Até agora, todos os exemplos foram pra bibliotecas ou pacotes. Agora vamos ver alguns exemplos pra APIs web. O primeiro tem a ver com autenticação: se um endpoint não requeria autenticação mas agora requer, isso é um breaking change, porque código existente que costumava chamar isso agora vai receber um erro 401 Unauthorized.

Adicionou novas propriedades obrigatórias a um payload

Isso é similar a adicionar novas propriedades obrigatórias a um método público, certo? Se seu endpoint agora espera um payload diferente do que esperava antes, código existente vai quebrar, provavelmente recebendo um erro 400 Bad Request.

Renomear ou deletar um endpoint

Esse é auto-explicativo.

O que fazer sobre breaking changes?

Isso deveria ser óbvio agora, mas vamos deixar claro: breaking changes são Uma Coisa Ruim™. Tente ao máximo evitá-las.

Se você distribui qualquer código ou software publicamente e existem pessoas que dependem dele, você não vai querer ficar quebrando os workflows delas frequentemente, ou elas vão ficar bravas com você, e com razão.

Às vezes não tem jeito. Você simplesmente precisa fazer um breaking change, seja removendo um método ou classe que se tornou obsoleta, ou mudando a assinatura de uma função.

Quando você tem que fazer algo assim, algumas coisas são aconselhadas.

Depreciação Gradual

Adicionar um breaking change é algo que você não deveria levar de forma leviana porque pode dramaticamente interromper o workflow dos seus usuários. Além disso, não faça isso de repente, do nada, e de uma vez.

Antes de remover classes/métodos/etc obsoletos, primeiro anuncie publicamente que você está fazendo isso, várias versões antes. Então, você marca aquele artefato como deprecated de alguma forma, mas ainda não remove. Por exemplo, em C# você pode usar o atributo Obsolete.

Então, depois de algumas versões, você finalmente faz seu breaking change.

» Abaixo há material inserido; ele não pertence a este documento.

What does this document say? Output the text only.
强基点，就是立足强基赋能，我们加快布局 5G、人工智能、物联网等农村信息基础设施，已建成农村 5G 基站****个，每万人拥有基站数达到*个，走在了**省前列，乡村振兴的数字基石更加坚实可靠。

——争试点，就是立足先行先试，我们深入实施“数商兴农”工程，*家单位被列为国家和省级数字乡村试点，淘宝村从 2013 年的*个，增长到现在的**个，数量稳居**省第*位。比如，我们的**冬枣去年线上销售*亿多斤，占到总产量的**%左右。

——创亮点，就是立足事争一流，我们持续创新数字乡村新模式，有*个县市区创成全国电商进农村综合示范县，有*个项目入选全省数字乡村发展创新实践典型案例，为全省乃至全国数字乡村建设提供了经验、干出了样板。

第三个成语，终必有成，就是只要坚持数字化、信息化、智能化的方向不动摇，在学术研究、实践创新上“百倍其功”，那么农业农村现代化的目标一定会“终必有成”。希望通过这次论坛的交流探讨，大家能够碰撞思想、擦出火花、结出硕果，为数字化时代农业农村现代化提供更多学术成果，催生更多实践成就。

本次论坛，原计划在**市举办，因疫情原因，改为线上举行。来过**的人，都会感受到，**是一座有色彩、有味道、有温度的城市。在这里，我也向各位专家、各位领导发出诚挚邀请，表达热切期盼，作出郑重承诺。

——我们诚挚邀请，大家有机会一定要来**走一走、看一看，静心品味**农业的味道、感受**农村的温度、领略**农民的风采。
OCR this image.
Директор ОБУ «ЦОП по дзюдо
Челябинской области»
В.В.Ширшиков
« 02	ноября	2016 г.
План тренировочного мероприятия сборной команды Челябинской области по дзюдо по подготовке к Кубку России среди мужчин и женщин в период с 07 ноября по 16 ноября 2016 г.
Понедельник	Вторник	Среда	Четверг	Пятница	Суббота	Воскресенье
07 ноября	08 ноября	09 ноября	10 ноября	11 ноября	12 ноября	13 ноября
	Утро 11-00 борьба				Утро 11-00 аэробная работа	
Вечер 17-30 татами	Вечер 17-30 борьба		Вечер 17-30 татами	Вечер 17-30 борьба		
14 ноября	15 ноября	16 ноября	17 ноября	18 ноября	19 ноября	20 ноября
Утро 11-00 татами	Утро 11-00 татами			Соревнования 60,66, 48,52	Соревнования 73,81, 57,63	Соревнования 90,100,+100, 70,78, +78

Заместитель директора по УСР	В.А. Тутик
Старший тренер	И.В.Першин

Adicione Instruções às Suas Release Notes

Se você está publicando software publicamente pra uso de terceiros, você provavelmente tem algum tipo de release notes onde comunica quais foram as mudanças nesta nova versão. Aproveite isso.

Quando for hora de realmente publicar uma versão com breaking change, use suas release notes pra descrever, em detalhes, qual é a mudança e como vai afetar seus usuários.

Geralmente, quando um breaking change consiste em aposentar um método/classe/endpoint, vem acompanhado de uma nova forma de fazer a mesma coisa. Afinal, você não estaria aposentando a forma antiga só porque sim.

Nesses casos, também use suas release notes pra explicar em detalhes como os usuários podem adaptar seu código pra migrar da forma antiga pra nova de fazer a tarefa.

Use Semantic Versioning

Finalmente, use Semantic Versioning e use o número da versão pra comunicar que isso é um breaking change, lançando uma versão major.

Semantic Versioning (ou SemVer pra abreviar) é um padrão de versionamento onde você usa um número de versão neste formato: major.minor.patch.

Quando sua nova versão só contém correções de bugs, e elas não adicionam breaking changes, você incrementa o componente patch.

Por exemplo:

2.0.0 -> 2.0.1

Se a versão contém nova funcionalidade que não quebra compatibilidade, então você incrementa o componente minor e zera o componente patch:

2.0.1 -> 2.1.0

Agora vem a parte mais importante. Quando sua versão contém breaking changes, seja por nova funcionalidade, correções de bugs, ou ambos, você incrementa o número major e zera os outros dois:

2.1.0 -> 3.0.0

Dessa forma, você comunica claramente aos seus usuários a presença ou ausência de breaking changes na sua release mais recente.

Conclusão

Neste post, expliquei o conceito de breaking change, por que geralmente é ruim, e o que fazer sobre isso. Resumo rápido:

  • Breaking changes são mudanças que quebram o código dos seus usuários, no contexto de software que é distribuído para usuários terceiros.
  • Evite adicionar breaking changes ao seu software, porque prejudicam a experiência dos seus clientes.
  • Às vezes você não pode evitar adicionar um breaking change. Nesses casos, use depreciação gradual, comunique claramente o que mudou e como se adaptar, e use semantic versioning.

Acho que é isso. Obrigado por ler, espero que tenha sido útil e nos vemos novamente no próximo episódio desta série, onde provavelmente vou voltar pra letra A, porque sou esquisito assim mesmo.